New Pooled Testing Strategies can Better Identify COVID-19
Pooled testing allows multiple samples to be processed at once and help increase testing efficiency.
A recent study conducted by investigators at the Harvard T.H. Chan School of Public Health and the Broad Institute of MIT and Harvard have discovered that a novel approach to pooled COVID-19 testing can be a significant tool to help curb the ongoing pandemic, despite the widespread infections in communities. Results from the study were published in the online journal Science Translational Medicine.
"Our work helps quantify pooled testing's tradeoffs between losses in sensitivity from sample dilution and gains in efficiency," Brian Cleary, a co-corresponding author with on the study said. "We show how to identify simple strategies that require no expertise to implement and that result in the greatest number of infections identified on a fixed budget."
Although testing for COVID-19 is one of the most powerful tools to use so that we can safely reopen schools and businesses, the limited and costly nature of them has hampered diagnosing those with an infection and has impacted public health efforts aiming to halt its spread.
The investigators behind the study thought to identify ways to make pooled testing more useful during outbreaks that become more widespread. The team developed a model for how quantities of vial RNA vary across those who are infected during an outbreak. This gave the investigators a detailed idea of how test sensitivity is impacted by pool size and COVID-19 prevalence.
The team then employed the model to identify the optimal pooled testing strategies un varying scenarios. With the model, the testing could be tailored to the recourses that are available in a given community so that the number of infections would be maximized using a few tests as possible.

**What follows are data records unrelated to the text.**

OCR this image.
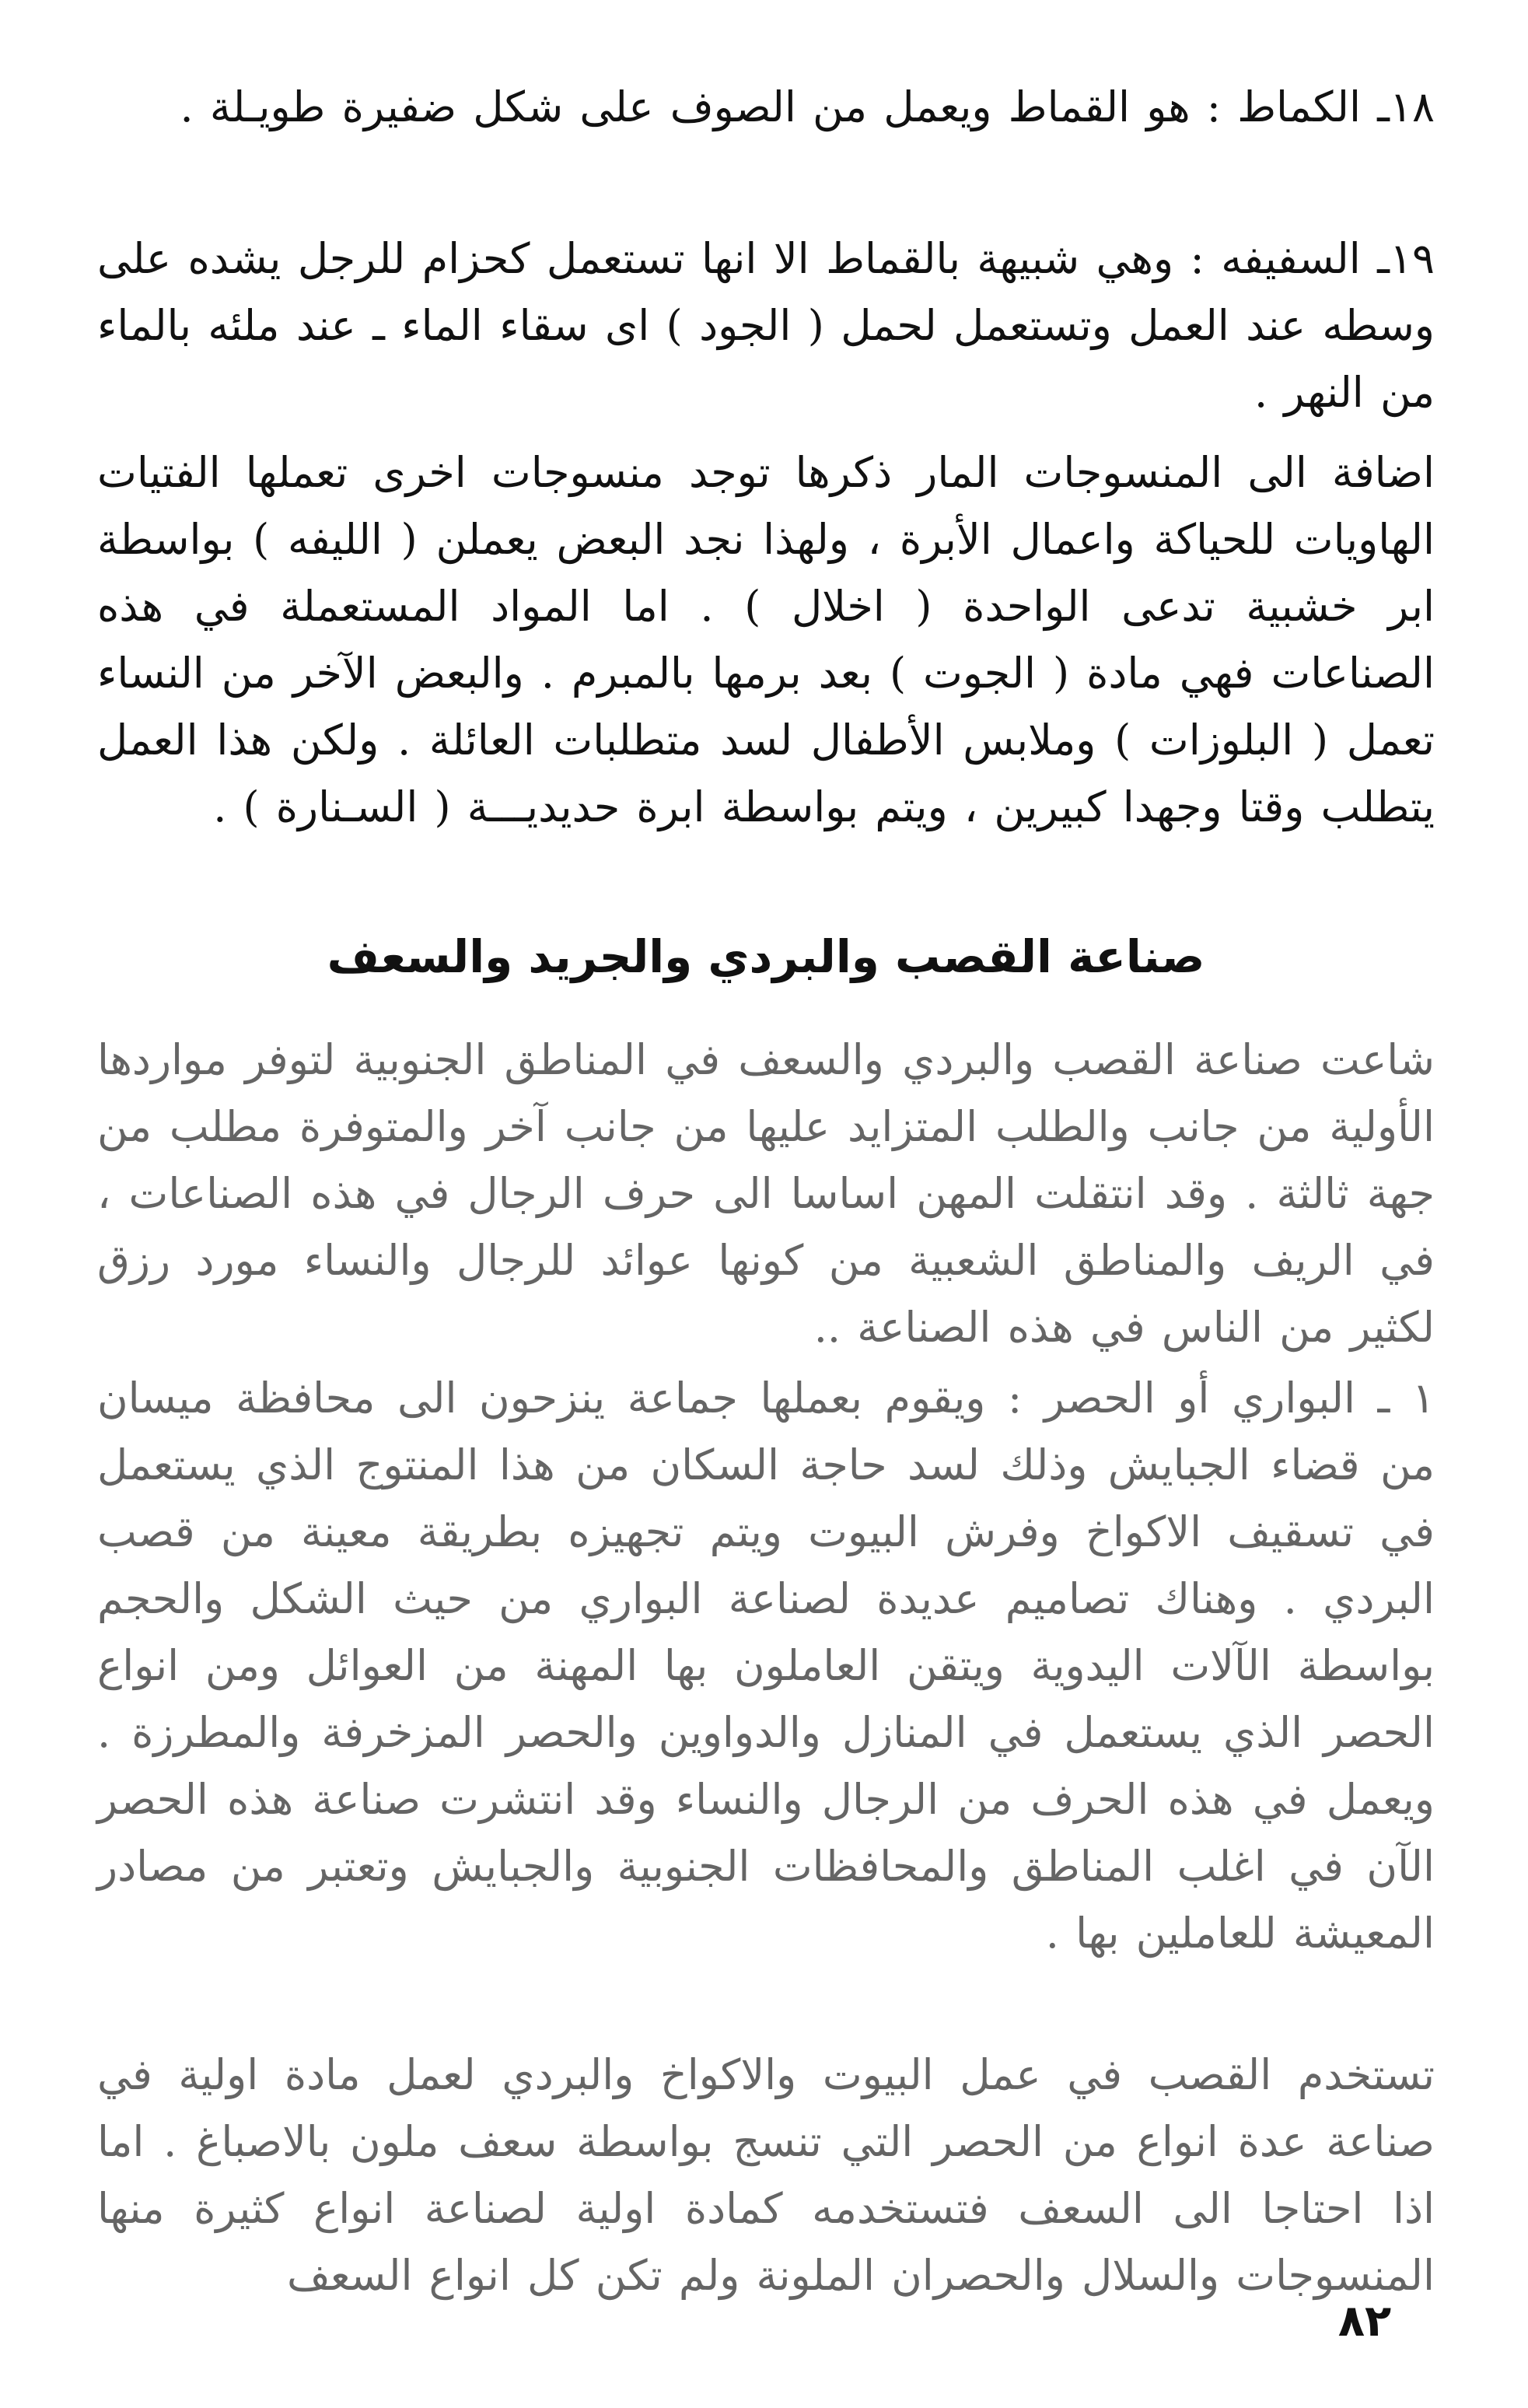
١٨ـ الكماط : هو القماط ويعمل من الصوف على شكل ضفيرة طويـلة .

١٩ـ السفيفه : وهي شبيهة بالقماط الا انها تستعمل كحزام للرجل يشده على وسطه عند العمل وتستعمل لحمل ( الجود ) اى سقاء الماء ـ عند ملئه بالماء من النهر .

اضافة الى المنسوجات المار ذكرها توجد منسوجات اخرى تعملها الفتيات الهاويات للحياكة واعمال الأبرة ، ولهذا نجد البعض يعملن ( الليفه ) بواسطة ابر خشبية تدعى الواحدة ( اخلال ) . اما المواد المستعملة في هذه الصناعات فهي مادة ( الجوت ) بعد برمها بالمبرم . والبعض الآخر من النساء تعمل ( البلوزات ) وملابس الأطفال لسد متطلبات العائلة . ولكن هذا العمل يتطلب وقتا وجهدا كبيرين ، ويتم بواسطة ابرة حديديـــة ( السـنارة ) .

صناعة القصب والبردي والجريد والسعف

شاعت صناعة القصب والبردي والسعف في المناطق الجنوبية لتوفر مواردها الأولية من جانب والطلب المتزايد عليها من جانب آخر والمتوفرة مطلب من جهة ثالثة . وقد انتقلت المهن اساسا الى حرف الرجال في هذه الصناعات ، في الريف والمناطق الشعبية من كونها عوائد للرجال والنساء مورد رزق لكثير من الناس في هذه الصناعة ..

١ ـ البواري أو الحصر : ويقوم بعملها جماعة ينزحون الى محافظة ميسان من قضاء الجبايش وذلك لسد حاجة السكان من هذا المنتوج الذي يستعمل في تسقيف الاكواخ وفرش البيوت ويتم تجهيزه بطريقة معينة من قصب البردي . وهناك تصاميم عديدة لصناعة البواري من حيث الشكل والحجم بواسطة الآلات اليدوية ويتقن العاملون بها المهنة من العوائل ومن انواع الحصر الذي يستعمل في المنازل والدواوين والحصر المزخرفة والمطرزة . ويعمل في هذه الحرف من الرجال والنساء وقد انتشرت صناعة هذه الحصر الآن في اغلب المناطق والمحافظات الجنوبية والجبايش وتعتبر من مصادر المعيشة للعاملين بها .

تستخدم القصب في عمل البيوت والاكواخ والبردي لعمل مادة اولية في صناعة عدة انواع من الحصر التي تنسج بواسطة سعف ملون بالاصباغ . اما اذا احتاجا الى السعف فتستخدمه كمادة اولية لصناعة انواع كثيرة منها المنسوجات والسلال والحصران الملونة ولم تكن كل انواع السعف

٨٢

The team was able to create simple pooled testing schemes that identified as many as 20 times more infected people a day compared with individual testing, even in laboratories with recourse constraints.
"Our research adds another tool to the testing and public health toolbox," Michael Mina, assistant professor of epidemiology at Harvard Chan School said. "For public health agencies and clinical laboratories that are performing testing under resource limitations--which for COVID-19 is nearly every nation--this new research demonstrates that we can gain much more testing power for both medical and public health use with the same or even fewer resources than are currently being utilized."